Question: what would you call that tree?
 A: *

*Here is a recent paper that seems to be exactly what you want in the undirected case, but may or may not be a good paper: Nonbacktracking expansion of finite graphs. They call it the "nonbacktracking expansion." Excerpt from the abstract:

... For an arbitrary finite, connected, undirected graph we construct
  an infinite tree having the same local structural properties as this finite graph, when observed by
  a nonbacktracking walker. Formally excluding the boundary, this infinite tree is a generalization of
  the Bethe lattice. ...

The lack of good references strikes me as a red flag, and I feel there should be a better reference out there, but maybe it is one place to start.

*Let $\text{Tree}(G,v)$ denote the tree of paths in $G$ starting from vertex $v$, which you define in your post. The map $(G,v) \mapsto \text{Tree}(G,v)$ is a functor from the category of directed rooted graphs to itself.

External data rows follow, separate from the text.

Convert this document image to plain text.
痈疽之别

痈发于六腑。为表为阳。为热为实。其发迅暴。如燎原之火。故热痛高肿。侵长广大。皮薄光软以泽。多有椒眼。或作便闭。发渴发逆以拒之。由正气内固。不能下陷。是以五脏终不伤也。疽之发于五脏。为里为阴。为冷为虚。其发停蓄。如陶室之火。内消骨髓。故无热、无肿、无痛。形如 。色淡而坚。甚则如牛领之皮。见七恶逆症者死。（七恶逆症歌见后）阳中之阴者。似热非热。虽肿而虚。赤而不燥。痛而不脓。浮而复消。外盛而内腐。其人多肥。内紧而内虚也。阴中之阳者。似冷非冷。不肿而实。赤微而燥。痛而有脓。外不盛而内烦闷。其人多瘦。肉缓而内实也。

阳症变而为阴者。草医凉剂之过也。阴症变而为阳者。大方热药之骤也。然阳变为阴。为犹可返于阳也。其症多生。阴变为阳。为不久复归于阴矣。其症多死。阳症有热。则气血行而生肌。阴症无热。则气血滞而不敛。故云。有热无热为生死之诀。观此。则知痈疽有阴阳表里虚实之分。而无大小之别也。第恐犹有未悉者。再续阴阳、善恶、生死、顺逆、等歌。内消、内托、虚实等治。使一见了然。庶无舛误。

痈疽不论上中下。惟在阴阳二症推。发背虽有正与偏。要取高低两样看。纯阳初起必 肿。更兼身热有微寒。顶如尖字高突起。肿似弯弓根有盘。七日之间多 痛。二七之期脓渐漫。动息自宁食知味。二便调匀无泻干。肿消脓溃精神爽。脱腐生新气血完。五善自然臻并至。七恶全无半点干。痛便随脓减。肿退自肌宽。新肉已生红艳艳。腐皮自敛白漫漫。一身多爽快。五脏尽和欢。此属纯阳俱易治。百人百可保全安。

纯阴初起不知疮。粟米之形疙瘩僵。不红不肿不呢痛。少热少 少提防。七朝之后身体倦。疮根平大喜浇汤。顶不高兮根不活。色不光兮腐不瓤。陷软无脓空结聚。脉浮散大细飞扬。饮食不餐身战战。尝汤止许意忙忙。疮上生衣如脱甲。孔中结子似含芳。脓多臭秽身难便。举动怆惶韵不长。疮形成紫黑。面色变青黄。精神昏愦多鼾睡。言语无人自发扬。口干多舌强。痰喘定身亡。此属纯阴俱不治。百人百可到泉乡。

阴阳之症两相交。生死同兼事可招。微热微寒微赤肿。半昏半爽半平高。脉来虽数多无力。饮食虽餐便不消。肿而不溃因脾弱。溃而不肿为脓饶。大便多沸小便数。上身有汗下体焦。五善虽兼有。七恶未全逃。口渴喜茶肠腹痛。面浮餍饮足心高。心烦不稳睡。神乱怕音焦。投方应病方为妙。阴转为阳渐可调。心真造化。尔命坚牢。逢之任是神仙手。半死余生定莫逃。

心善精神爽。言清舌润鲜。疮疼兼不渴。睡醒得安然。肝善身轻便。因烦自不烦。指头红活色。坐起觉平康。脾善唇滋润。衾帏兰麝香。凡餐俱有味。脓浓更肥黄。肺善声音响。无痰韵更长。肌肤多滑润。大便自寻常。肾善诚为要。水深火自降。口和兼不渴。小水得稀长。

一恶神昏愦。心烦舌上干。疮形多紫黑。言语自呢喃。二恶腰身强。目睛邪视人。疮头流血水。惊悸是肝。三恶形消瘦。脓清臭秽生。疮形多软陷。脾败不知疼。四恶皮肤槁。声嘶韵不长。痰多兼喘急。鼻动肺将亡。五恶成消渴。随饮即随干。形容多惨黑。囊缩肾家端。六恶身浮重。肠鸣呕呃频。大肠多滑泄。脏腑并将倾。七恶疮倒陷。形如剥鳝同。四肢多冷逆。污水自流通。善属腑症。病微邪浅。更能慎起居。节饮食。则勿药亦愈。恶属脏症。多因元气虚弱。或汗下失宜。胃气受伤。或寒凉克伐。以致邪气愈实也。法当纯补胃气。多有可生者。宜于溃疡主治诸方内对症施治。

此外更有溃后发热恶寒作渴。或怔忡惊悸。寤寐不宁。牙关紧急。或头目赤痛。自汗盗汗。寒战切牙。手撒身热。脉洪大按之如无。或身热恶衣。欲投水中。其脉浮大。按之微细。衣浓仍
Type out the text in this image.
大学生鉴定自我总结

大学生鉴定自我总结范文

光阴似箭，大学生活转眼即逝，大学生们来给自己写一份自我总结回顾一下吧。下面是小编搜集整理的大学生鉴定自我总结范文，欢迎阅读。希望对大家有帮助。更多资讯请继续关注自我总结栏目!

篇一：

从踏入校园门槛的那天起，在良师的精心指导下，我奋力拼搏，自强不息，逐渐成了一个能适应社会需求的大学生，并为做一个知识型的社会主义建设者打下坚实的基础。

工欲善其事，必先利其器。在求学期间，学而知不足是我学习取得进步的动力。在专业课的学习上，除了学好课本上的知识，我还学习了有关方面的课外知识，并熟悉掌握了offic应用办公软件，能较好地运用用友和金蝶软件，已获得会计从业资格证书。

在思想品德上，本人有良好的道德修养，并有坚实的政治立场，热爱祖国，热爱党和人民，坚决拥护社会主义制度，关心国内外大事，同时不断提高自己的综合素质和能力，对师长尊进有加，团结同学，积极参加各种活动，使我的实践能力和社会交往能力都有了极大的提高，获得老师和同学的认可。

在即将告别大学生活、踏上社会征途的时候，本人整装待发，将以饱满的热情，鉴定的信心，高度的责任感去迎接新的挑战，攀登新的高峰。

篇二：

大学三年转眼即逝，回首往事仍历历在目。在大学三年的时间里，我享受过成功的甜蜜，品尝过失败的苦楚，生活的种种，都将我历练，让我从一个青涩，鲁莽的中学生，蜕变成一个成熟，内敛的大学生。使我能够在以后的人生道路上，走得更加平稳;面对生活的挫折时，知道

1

*Maybe there is some nice model-theoretic characterization of $\text{Tree}(G,v)$: Consider the theory $\mathcal{T}$ over the language of a single binary relation $E$ (directed edge relation), defined by $\mathcal{T} = \{\varphi_1, \varphi_2, \varphi_3, \ldots\}$, where $\varphi_i$ says "there are no $i$-cycles". $\mathcal{T}$ is the theory of directed acylic graphs. Let $\mathcal{T}_n = \{\varphi_1, \ldots, \varphi_n\}$. Then for any $G, v$ and any $n$, there exists $G_n, v_n$ such that $\text{Tree}(G,v) = \text{Tree}(G_n, v_n)$ and $G_n \vDash \mathcal{T}_n$. So the $\text{Tree}$ graph in a way extracts first-order information from $G$ that is not a result of $G$ having cycles.